In line with findings on HBV and HCV infections, we frequently observed detection of ANAs (24%) and cryoglobulins (9%) in association with HEV infections. The presence of cryoglobulins was limited to patients with overt hepatitis E. We add to the findings on the immune phenomena of hepatitis E.
戊型肝炎病毒(HEV)与免疫现象有关。然而,它们的临床意义仍有待阐明,即冷球蛋白或自身抗体是否会影响HEV感染个体的显性疾病。为了更好地理解,我们在三个队列中分析了这些不同的免疫现象,每个队列代表不同类型的HEV感染。
这些队列包括:(i)免疫功能正常的急性戊型肝炎患者,(ii)免疫抑制的慢性戊型肝炎患者,以及(iii)无症状HEV感染个体。他们总共57人,回顾性研究抗核抗体(ANA)、冷球蛋白和血清总IgG的存在情况。然后将他们与17名未治疗的慢性乙型肝炎病毒(HBV)感染或丙型肝炎病毒(HCV)感染患者的对照队列进行比较。

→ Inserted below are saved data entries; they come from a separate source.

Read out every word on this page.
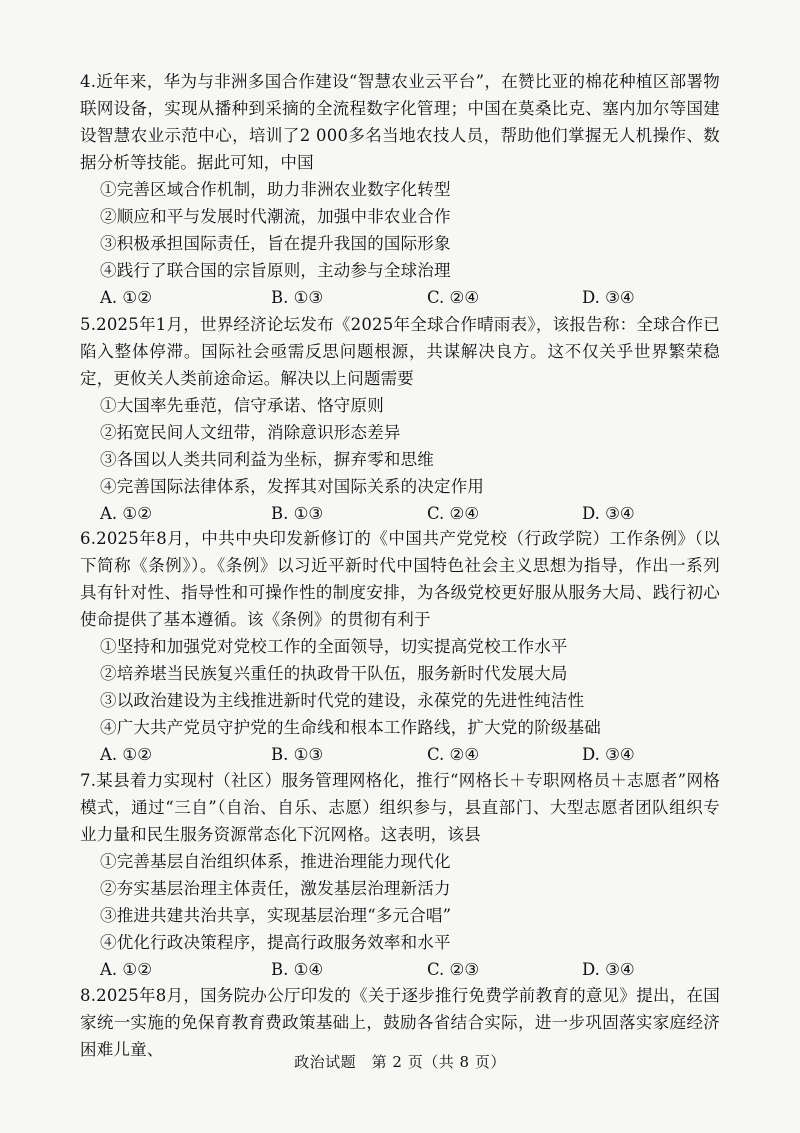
4.近年来，华为与非洲多国合作建设“智慧农业云平台”，在赞比亚的棉花种植区部署物联网设备，实现从播种到采摘的全流程数字化管理；中国在莫桑比克、塞内加尔等国建设智慧农业示范中心，培训了2 000多名当地农技人员，帮助他们掌握无人机操作、数据分析等技能。据此可知，中国

①完善区域合作机制，助力非洲农业数字化转型

②顺应和平与发展时代潮流，加强中非农业合作

③积极承担国际责任，旨在提升我国的国际形象

④践行了联合国的宗旨原则，主动参与全球治理

A. ①②	B. ①③	C. ②④	D. ③④

5.2025年1月，世界经济论坛发布《2025年全球合作晴雨表》，该报告称：全球合作已陷入整体停滞。国际社会亟需反思问题根源，共谋解决良方。这不仅关乎世界繁荣稳定，更攸关人类前途命运。解决以上问题需要

①大国率先垂范，信守承诺、恪守原则

②拓宽民间人文纽带，消除意识形态差异

③各国以人类共同利益为坐标，摒弃零和思维

④完善国际法律体系，发挥其对国际关系的决定作用

A. ①②	B. ①③	C. ②④	D. ③④

6.2025年8月，中共中央印发新修订的《中国共产党党校（行政学院）工作条例》（以下简称《条例》）。《条例》以习近平新时代中国特色社会主义思想为指导，作出一系列具有针对性、指导性和可操作性的制度安排，为各级党校更好服从服务大局、践行初心使命提供了基本遵循。该《条例》的贯彻有利于

①坚持和加强党对党校工作的全面领导，切实提高党校工作水平

②培养堪当民族复兴重任的执政骨干队伍，服务新时代发展大局

③以政治建设为主线推进新时代党的建设，永葆党的先进性纯洁性

④广大共产党员守护党的生命线和根本工作路线，扩大党的阶级基础

A. ①②	B. ①③	C. ②④	D. ③④

7.某县着力实现村（社区）服务管理网格化，推行“网格长＋专职网格员＋志愿者”网格模式，通过“三自”（自治、自乐、志愿）组织参与，县直部门、大型志愿者团队组织专业力量和民生服务资源常态化下沉网格。这表明，该县

①完善基层自治组织体系，推进治理能力现代化

②夯实基层治理主体责任，激发基层治理新活力

③推进共建共治共享，实现基层治理“多元合唱”

④优化行政决策程序，提高行政服务效率和水平

A. ①②	B. ①④	C. ②③	D. ③④

8.2025年8月，国务院办公厅印发的《关于逐步推行免费学前教育的意见》提出，在国家统一实施的免保育教育费政策基础上，鼓励各省结合实际，进一步巩固落实家庭经济困难儿童、

政治试题　第 2 页（共 8 页）
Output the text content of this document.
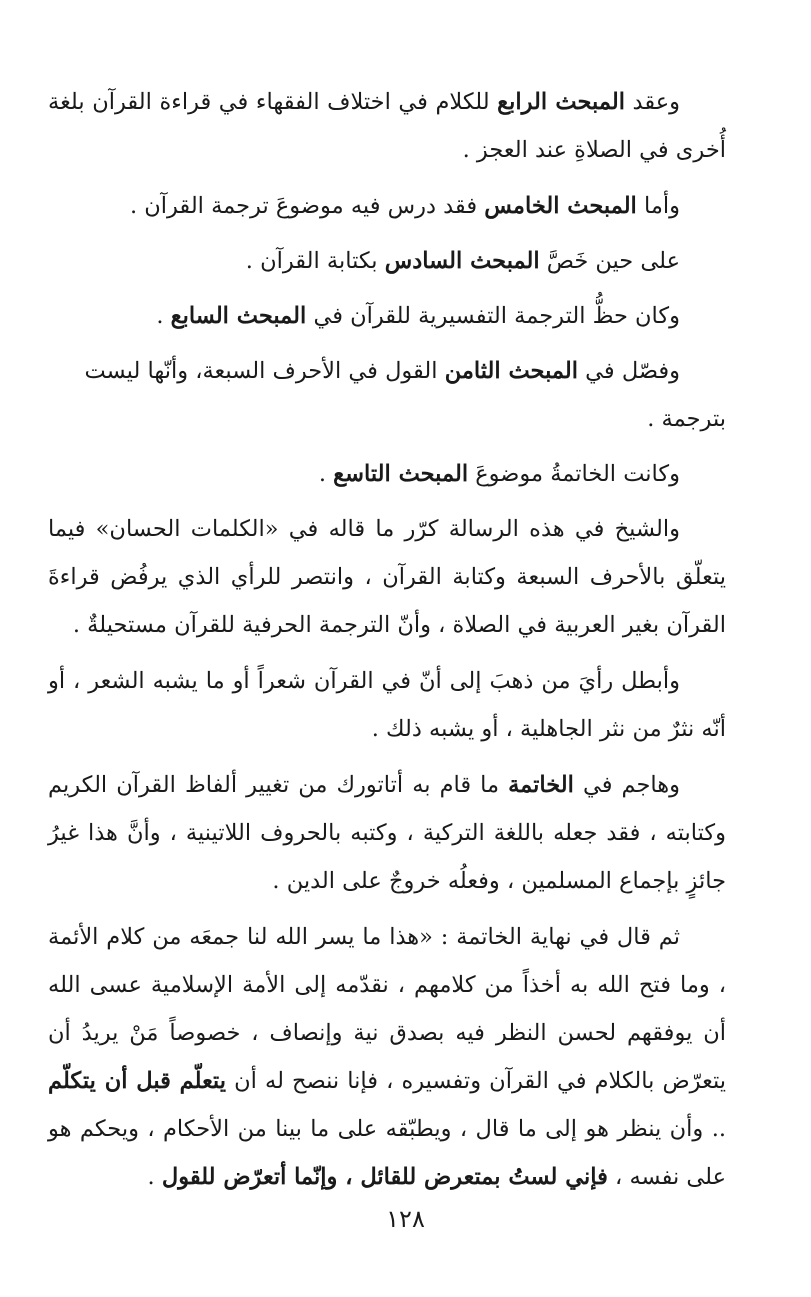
وعقد المبحث الرابع للكلام في اختلاف الفقهاء في قراءة القرآن بلغة أُخرى في الصلاةِ عند العجز .

وأما المبحث الخامس فقد درس فيه موضوعَ ترجمة القرآن .

على حين خَصَّ المبحث السادس بكتابة القرآن .

وكان حظُّ الترجمة التفسيرية للقرآن في المبحث السابع .

وفصّل في المبحث الثامن القول في الأحرف السبعة، وأنّها ليست بترجمة .

وكانت الخاتمةُ موضوعَ المبحث التاسع .

والشيخ في هذه الرسالة كرّر ما قاله في «الكلمات الحسان» فيما يتعلّق بالأحرف السبعة وكتابة القرآن ، وانتصر للرأي الذي يرفُض قراءةَ القرآن بغير العربية في الصلاة ، وأنّ الترجمة الحرفية للقرآن مستحيلةٌ .

وأبطل رأيَ من ذهبَ إلى أنّ في القرآن شعراً أو ما يشبه الشعر ، أو أنّه نثرٌ من نثر الجاهلية ، أو يشبه ذلك .

وهاجم في الخاتمة ما قام به أتاتورك من تغيير ألفاظ القرآن الكريم وكتابته ، فقد جعله باللغة التركية ، وكتبه بالحروف اللاتينية ، وأنَّ هذا غيرُ جائزٍ بإجماع المسلمين ، وفعلُه خروجٌ على الدين .

ثم قال في نهاية الخاتمة : «هذا ما يسر الله لنا جمعَه من كلام الأئمة ، وما فتح الله به أخذاً من كلامهم ، نقدّمه إلى الأمة الإسلامية عسى الله أن يوفقهم لحسن النظر فيه بصدق نية وإنصاف ، خصوصاً مَنْ يريدُ أن يتعرّض بالكلام في القرآن وتفسيره ، فإنا ننصح له أن يتعلّم قبل أن يتكلّم .. وأن ينظر هو إلى ما قال ، ويطبّقه على ما بينا من الأحكام ، ويحكم هو على نفسه ، فإني لستُ بمتعرض للقائل ، وإنّما أتعرّض للقول .

١٢٨
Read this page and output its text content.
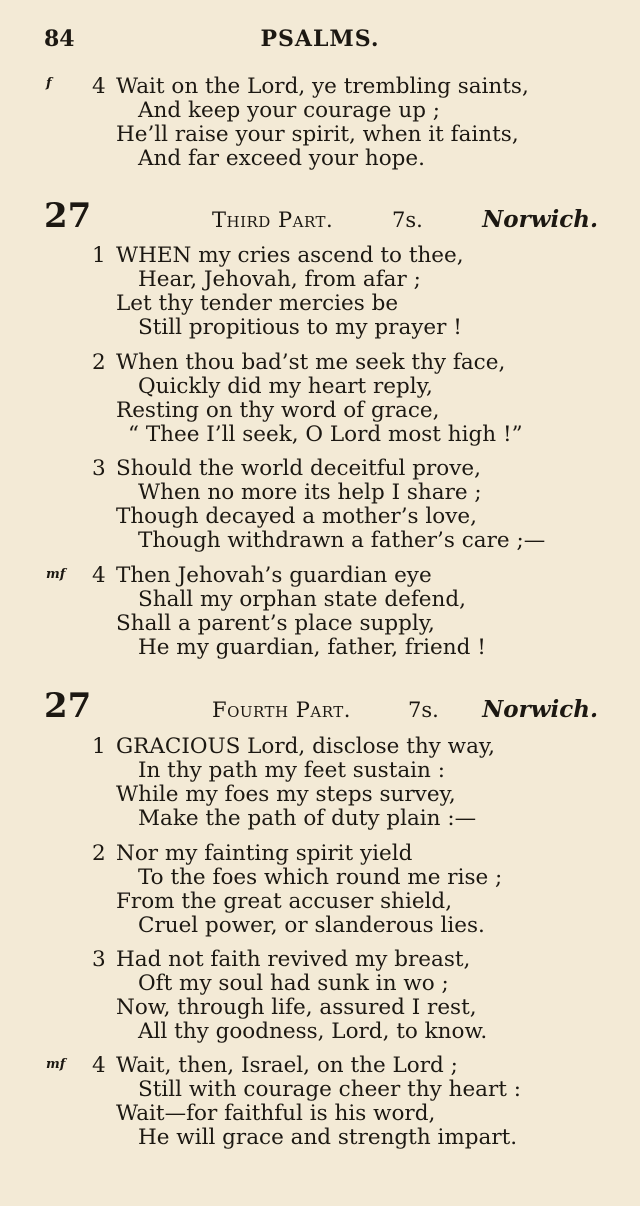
84	PSALMS.
f 4 Wait on the Lord, ye trembling saints,
And keep your courage up ;
He’ll raise your spirit, when it faints,
And far exceed your hope.
27	Third Part.	7s.	Norwich.
1 WHEN my cries ascend to thee,
Hear, Jehovah, from afar ;
Let thy tender mercies be
Still propitious to my prayer !
2 When thou bad’st me seek thy face,
Quickly did my heart reply,
Resting on thy word of grace,
“ Thee I’ll seek, O Lord most high !”
3 Should the world deceitful prove,
When no more its help I share ;
Though decayed a mother’s love,
Though withdrawn a father’s care ;—
mf 4 Then Jehovah’s guardian eye
Shall my orphan state defend,
Shall a parent’s place supply,
He my guardian, father, friend !
27	Fourth Part.	7s. Norwich.
1 GRACIOUS Lord, disclose thy way,
In thy path my feet sustain :
While my foes my steps survey,
Make the path of duty plain :—
2 Nor my fainting spirit yield
To the foes which round me rise ;
From the great accuser shield,
Cruel power, or slanderous lies.
3 Had not faith revived my breast,
Oft my soul had sunk in wo ;
Now, through life, assured I rest,
All thy goodness, Lord, to know.
mf 4 Wait, then, Israel, on the Lord ;
Still with courage cheer thy heart :
Wait—for faithful is his word,
He will grace and strength impart.
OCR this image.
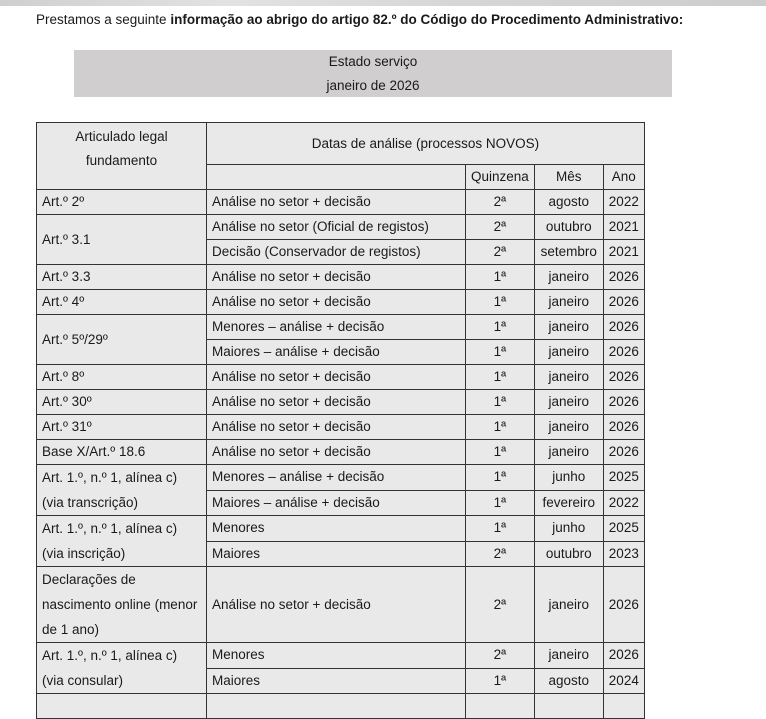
Prestamos a seguinte informação ao abrigo do artigo 82.º do Código do Procedimento Administrativo:
Estado serviço
janeiro de 2026
Articulado legal fundamento	Datas de análise (processos NOVOS)			
		Quinzena	Mês	Ano
Art.º 2º	Análise no setor + decisão	2ª	agosto	2022
Art.º 3.1	Análise no setor (Oficial de registos)	2ª	outubro	2021
	Decisão (Conservador de registos)	2ª	setembro	2021
Art.º 3.3	Análise no setor + decisão	1ª	janeiro	2026
Art.º 4º	Análise no setor + decisão	1ª	janeiro	2026
Art.º 5º/29º	Menores – análise + decisão	1ª	janeiro	2026
	Maiores – análise + decisão	1ª	janeiro	2026
Art.º 8º	Análise no setor + decisão	1ª	janeiro	2026
Art.º 30º	Análise no setor + decisão	1ª	janeiro	2026
Art.º 31º	Análise no setor + decisão	1ª	janeiro	2026
Base X/Art.º 18.6	Análise no setor + decisão	1ª	janeiro	2026
Art. 1.º, n.º 1, alínea c) (via transcrição)	Menores – análise + decisão	1ª	junho	2025
	Maiores – análise + decisão	1ª	fevereiro	2022
Art. 1.º, n.º 1, alínea c) (via inscrição)	Menores	1ª	junho	2025
	Maiores	2ª	outubro	2023
Declarações de nascimento online (menor de 1 ano)	Análise no setor + decisão	2ª	janeiro	2026
Art. 1.º, n.º 1, alínea c) (via consular)	Menores	2ª	janeiro	2026
	Maiores	1ª	agosto	2024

13名(23%)是免疫功能正常的急性戊型肝炎患者(丙氨酸转氨酶(ALT)中位数 = 872 U/L),15名(26%)是免疫抑制的慢性戊型肝炎患者(ALT中位数 = 137 U/L),29名(51%)是无症状HEV感染的献血者(ALT中位数 = 35 U/L)。总体而言,24%的患者ANA滴度>1:160检测呈阳性,11%呈现特定的ANA模式。ANA检测与HEV感染类型、IgG水平、性别或年龄无关。所有个体抗线粒体抗体、抗中性粒细胞胞浆抗体、肝肾微粒体抗体、抗髓过氧化物酶和抗蛋白酶3抗体检测均为阴性。5名患者(9%)冷球蛋白检测呈阳性。值得注意的是,冷球蛋白血症存在于显性戊型肝炎患者中((i)组和(ii)组;1例急性和4例慢性HEV感染),但在任何无症状献血者中均不存在(P = 0.02)。HEV患者与HBV/HCV患者冷球蛋白和ANA升高的频率没有显著差异。
与HBV和HCV感染的研究结果一致,我们经常观察到与HEV感染相关的ANA(24%)和冷球蛋白(9%)检测。冷球蛋白的存在仅限于显性戊型肝炎患者。我们补充了戊型肝炎免疫现象的研究结果。